Cult Cinema: Salo, or The 120 Days of Sodom

During the summer season it's easy to forget about the films you've been meaning to watch. For the past two years, I've been barraged with requests to finally watch and review what some call the most disturbing movie ever made. In its own right, Salo is just that. It is a ultra masochistic film that made me question whether I could or even wanted to continue watching. Salo involves kidnapping and sexual violence towards children and its absolutely unnerving.

Compared to modern torture porn films, it's not an extremely graphic movie but it's one that turned my stomach and truly had me questioning the apparent evil that inspired this twisted piece of dramatic art. Salo is a descent in to the further most reaches of sexual depravity while diving directly in to the abyss of living hell. Inspired by Dante's Inferno, the film's narrative is broken up in to four different segments including The Circle of Blood and The Circle of Manias. To name the third circle would be too profane for this review.

Compared to other films of the era, Salo was a film that pushed the barriers of modern cinema. It's constant use of nudity and sexual torture was unheard of at the time. Banned in almost every country on earth, this was film maker Pier Paolo Pasolini's final work before his untimely demise and it was undoubtedly his most shocking. Without hesitation, Salo explores themes including mind control, perversion, rape, murder, and the disgusting act of coprophagia. If you don't know what that is, you may just want to skip this movie. Based on the Marquis de Sade's 120 Days of Sodom, Salo may just be the most twisted, perverse movie I've ever seen.

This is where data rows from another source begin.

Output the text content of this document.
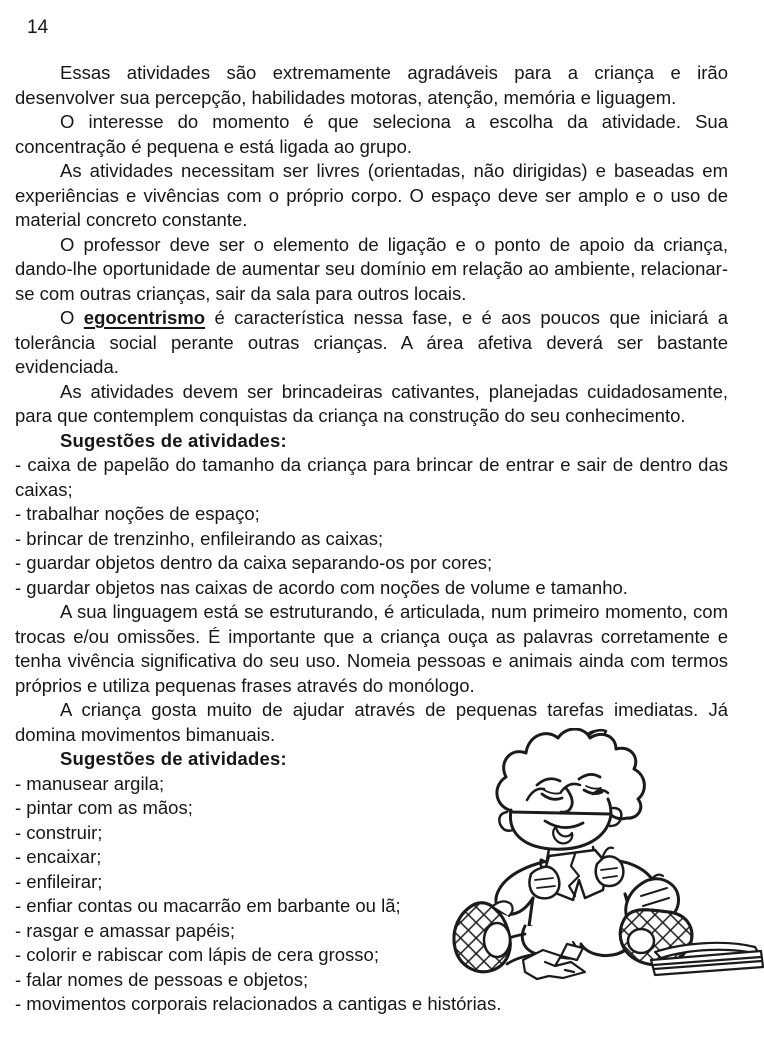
14

Essas atividades são extremamente agradáveis para a criança e irão desenvolver sua percepção, habilidades motoras, atenção, memória e liguagem.

O interesse do momento é que seleciona a escolha da atividade. Sua concentração é pequena e está ligada ao grupo.

As atividades necessitam ser livres (orientadas, não dirigidas) e baseadas em experiências e vivências com o próprio corpo. O espaço deve ser amplo e o uso de material concreto constante.

O professor deve ser o elemento de ligação e o ponto de apoio da criança, dando-lhe oportunidade de aumentar seu domínio em relação ao ambiente, relacionar-se com outras crianças, sair da sala para outros locais.

O egocentrismo é característica nessa fase, e é aos poucos que iniciará a tolerância social perante outras crianças. A área afetiva deverá ser bastante evidenciada.

As atividades devem ser brincadeiras cativantes, planejadas cuidadosamente, para que contemplem conquistas da criança na construção do seu conhecimento.

Sugestões de atividades:

- caixa de papelão do tamanho da criança para brincar de entrar e sair de dentro das caixas;

- trabalhar noções de espaço;

- brincar de trenzinho, enfileirando as caixas;

- guardar objetos dentro da caixa separando-os por cores;

- guardar objetos nas caixas de acordo com noções de volume e tamanho.

A sua linguagem está se estruturando, é articulada, num primeiro momento, com trocas e/ou omissões. É importante que a criança ouça as palavras corretamente e tenha vivência significativa do seu uso. Nomeia pessoas e animais ainda com termos próprios e utiliza pequenas frases através do monólogo.

A criança gosta muito de ajudar através de pequenas tarefas imediatas. Já domina movimentos bimanuais.

Sugestões de atividades:

- manusear argila;

- pintar com as mãos;

- construir;

- encaixar;

- enfileirar;

- enfiar contas ou macarrão em barbante ou lã;

- rasgar e amassar papéis;

- colorir e rabiscar com lápis de cera grosso;

- falar nomes de pessoas e objetos;

- movimentos corporais relacionados a cantigas e histórias.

Salo is not the type of film you recommend. This is the type of movie you can either watch or can't. If you can handle a slow paced feature that verifies the truly disgusting nature of human beings, I say go for it. Other than that, you need to tread lightly when considering a viewing of this movie. While I'm sure you've seen more violent or explicit films, this one exists in the real world where bad things like this can, will and do happen.